Identifying, Understanding and Quantifying Contaminant Amplification Processes

Séminaire de F. Wania le Mercredi 19 Juin 2019 à 10h en salle Lliboutry, Bât. Glaciologie

Title : Identifying, Understanding and Quantifying Contaminant Amplification Processes

Frank Wania
Department of Physical and Environmental Sciences, University of Toronto Scarborough, 1265 Military Trail, Toronto, Ontario, Canada M1C 1A4

Abstract :
Because the “dose makes the poison”, environmental chemists try to identify the locations of high contaminant concentrations and thus elevated exposure. Under most circumstances, concentrations decline with increasing distance from source because of dilution and degradation.
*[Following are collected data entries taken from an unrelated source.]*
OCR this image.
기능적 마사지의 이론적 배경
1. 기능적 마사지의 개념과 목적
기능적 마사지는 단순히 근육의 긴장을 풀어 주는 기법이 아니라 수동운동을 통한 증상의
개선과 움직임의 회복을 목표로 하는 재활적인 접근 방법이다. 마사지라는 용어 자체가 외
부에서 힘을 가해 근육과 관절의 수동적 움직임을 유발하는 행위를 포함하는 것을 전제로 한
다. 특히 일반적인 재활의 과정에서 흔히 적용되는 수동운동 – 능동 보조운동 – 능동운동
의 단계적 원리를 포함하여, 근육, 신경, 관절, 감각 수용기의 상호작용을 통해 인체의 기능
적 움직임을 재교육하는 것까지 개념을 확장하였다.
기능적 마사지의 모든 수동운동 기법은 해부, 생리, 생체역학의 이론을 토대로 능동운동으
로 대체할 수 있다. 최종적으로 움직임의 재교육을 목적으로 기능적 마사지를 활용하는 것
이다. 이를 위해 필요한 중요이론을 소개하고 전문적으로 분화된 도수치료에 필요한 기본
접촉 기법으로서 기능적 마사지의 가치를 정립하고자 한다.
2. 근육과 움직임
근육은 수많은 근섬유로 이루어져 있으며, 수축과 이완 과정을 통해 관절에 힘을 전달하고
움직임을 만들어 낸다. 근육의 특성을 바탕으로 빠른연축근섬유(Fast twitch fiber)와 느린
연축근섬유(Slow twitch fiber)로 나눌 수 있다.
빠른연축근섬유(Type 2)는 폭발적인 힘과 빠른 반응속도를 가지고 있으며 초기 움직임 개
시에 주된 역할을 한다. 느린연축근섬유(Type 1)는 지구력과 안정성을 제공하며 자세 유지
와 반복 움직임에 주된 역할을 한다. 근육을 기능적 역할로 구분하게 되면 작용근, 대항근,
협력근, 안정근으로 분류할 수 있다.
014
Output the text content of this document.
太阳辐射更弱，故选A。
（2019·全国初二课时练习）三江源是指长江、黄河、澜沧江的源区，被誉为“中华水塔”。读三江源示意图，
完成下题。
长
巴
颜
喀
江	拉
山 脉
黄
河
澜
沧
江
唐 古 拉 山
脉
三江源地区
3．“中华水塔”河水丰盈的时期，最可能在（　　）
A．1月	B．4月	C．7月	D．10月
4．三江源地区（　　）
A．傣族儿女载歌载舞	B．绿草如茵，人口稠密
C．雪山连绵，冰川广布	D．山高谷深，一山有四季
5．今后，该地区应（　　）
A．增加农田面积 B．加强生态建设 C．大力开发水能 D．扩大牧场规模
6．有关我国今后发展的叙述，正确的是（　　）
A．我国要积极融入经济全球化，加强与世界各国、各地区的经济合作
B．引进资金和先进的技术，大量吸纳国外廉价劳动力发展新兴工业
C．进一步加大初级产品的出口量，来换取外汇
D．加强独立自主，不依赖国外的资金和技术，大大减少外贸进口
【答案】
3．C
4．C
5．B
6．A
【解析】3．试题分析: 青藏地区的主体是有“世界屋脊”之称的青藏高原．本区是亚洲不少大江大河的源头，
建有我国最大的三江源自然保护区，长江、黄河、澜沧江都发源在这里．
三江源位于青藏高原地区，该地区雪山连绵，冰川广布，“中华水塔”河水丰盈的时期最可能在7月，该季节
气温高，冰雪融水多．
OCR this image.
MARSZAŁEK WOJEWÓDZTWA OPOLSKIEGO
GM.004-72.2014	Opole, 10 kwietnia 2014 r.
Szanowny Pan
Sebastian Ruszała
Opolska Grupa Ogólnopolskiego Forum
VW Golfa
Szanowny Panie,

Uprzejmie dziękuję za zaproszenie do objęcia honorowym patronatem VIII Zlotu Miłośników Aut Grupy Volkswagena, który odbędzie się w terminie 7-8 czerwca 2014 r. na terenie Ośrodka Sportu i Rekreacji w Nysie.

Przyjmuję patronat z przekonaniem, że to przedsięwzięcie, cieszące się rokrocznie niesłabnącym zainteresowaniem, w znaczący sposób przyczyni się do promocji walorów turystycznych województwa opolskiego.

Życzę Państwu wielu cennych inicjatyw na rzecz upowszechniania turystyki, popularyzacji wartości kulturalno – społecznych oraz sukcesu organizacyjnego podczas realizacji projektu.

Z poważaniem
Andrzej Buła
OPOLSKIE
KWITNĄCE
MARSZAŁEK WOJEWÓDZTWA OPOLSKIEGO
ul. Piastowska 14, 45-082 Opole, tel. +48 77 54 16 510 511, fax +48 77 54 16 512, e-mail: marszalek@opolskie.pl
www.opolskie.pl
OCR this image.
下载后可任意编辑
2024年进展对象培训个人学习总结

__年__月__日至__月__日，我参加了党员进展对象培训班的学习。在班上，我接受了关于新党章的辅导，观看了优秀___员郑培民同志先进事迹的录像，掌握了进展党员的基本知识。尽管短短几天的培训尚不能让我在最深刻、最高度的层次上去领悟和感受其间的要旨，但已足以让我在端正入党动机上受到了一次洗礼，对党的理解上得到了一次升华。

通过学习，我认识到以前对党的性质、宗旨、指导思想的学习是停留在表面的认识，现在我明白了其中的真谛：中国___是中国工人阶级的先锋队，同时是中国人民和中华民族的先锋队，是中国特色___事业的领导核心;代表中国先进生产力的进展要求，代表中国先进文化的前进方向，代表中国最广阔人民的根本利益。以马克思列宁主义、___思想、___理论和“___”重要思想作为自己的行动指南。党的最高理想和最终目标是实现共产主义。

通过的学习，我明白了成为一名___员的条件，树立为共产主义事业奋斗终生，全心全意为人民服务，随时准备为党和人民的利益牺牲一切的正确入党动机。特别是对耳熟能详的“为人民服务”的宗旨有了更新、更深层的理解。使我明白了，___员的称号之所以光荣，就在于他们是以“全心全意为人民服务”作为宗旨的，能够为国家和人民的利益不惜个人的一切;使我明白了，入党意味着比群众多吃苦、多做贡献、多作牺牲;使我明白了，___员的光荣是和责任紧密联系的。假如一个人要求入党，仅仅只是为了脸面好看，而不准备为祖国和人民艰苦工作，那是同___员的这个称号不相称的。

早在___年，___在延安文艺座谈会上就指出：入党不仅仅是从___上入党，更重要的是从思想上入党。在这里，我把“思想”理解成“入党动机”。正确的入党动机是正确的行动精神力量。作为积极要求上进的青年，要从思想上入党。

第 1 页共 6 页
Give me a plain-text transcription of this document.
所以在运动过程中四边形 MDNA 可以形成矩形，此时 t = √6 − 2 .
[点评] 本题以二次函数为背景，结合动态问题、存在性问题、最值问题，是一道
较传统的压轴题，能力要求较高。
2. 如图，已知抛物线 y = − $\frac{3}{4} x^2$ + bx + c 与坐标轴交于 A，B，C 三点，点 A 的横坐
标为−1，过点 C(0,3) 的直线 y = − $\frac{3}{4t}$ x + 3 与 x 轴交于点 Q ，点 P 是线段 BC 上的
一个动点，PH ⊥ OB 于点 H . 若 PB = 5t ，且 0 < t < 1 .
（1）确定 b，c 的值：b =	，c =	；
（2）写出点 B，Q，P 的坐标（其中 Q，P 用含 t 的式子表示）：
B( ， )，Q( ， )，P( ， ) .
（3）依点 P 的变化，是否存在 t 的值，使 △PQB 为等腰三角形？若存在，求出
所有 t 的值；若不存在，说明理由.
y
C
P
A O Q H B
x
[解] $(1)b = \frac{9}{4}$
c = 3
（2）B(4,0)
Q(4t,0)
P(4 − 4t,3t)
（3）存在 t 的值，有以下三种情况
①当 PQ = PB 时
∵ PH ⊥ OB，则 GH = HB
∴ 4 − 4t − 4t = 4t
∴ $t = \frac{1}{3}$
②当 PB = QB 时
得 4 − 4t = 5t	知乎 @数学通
However, contaminant amplification can counter and on occasion completely reverse the effect of dilution. It is clearly imperative to identify, understand and quantify contaminant amplification processes, because of their potential to give rise to unexpectedly high exposure. The fundamental mechanisms of contaminant amplification have been identified and can be related to equilibrium partitioning (“solvent switching”), rapid phase change (“solvent depletion”), and kinetic phenomena (“traps”). This will be illustrated using three prominent examples of contaminant amplification, namely mountain cold-trapping, polar cold-trapping, and gastrointestinal biomagnification. Numerical models of contaminant amplification have an important role to play. Once confirmation of their ability to reproduce observations has established a satisfactory understanding of the underlying amplification processes, it is possible to use them to compare chemicals and “systems” (mountains, worlds with different climates, organisms, food chains, human individuals and populations) in terms of their amplification capabilities. By being able to constrain the chemical property combinations that allow for trapping in mountains, accumulation in polar regions and biomagnification in human food chains, we can (i) identify among the myriad of chemicals in commerce those having problematic amplification properties, and (ii) design new products and processes in such a way to avoid the use of chemicals with such properties in the future.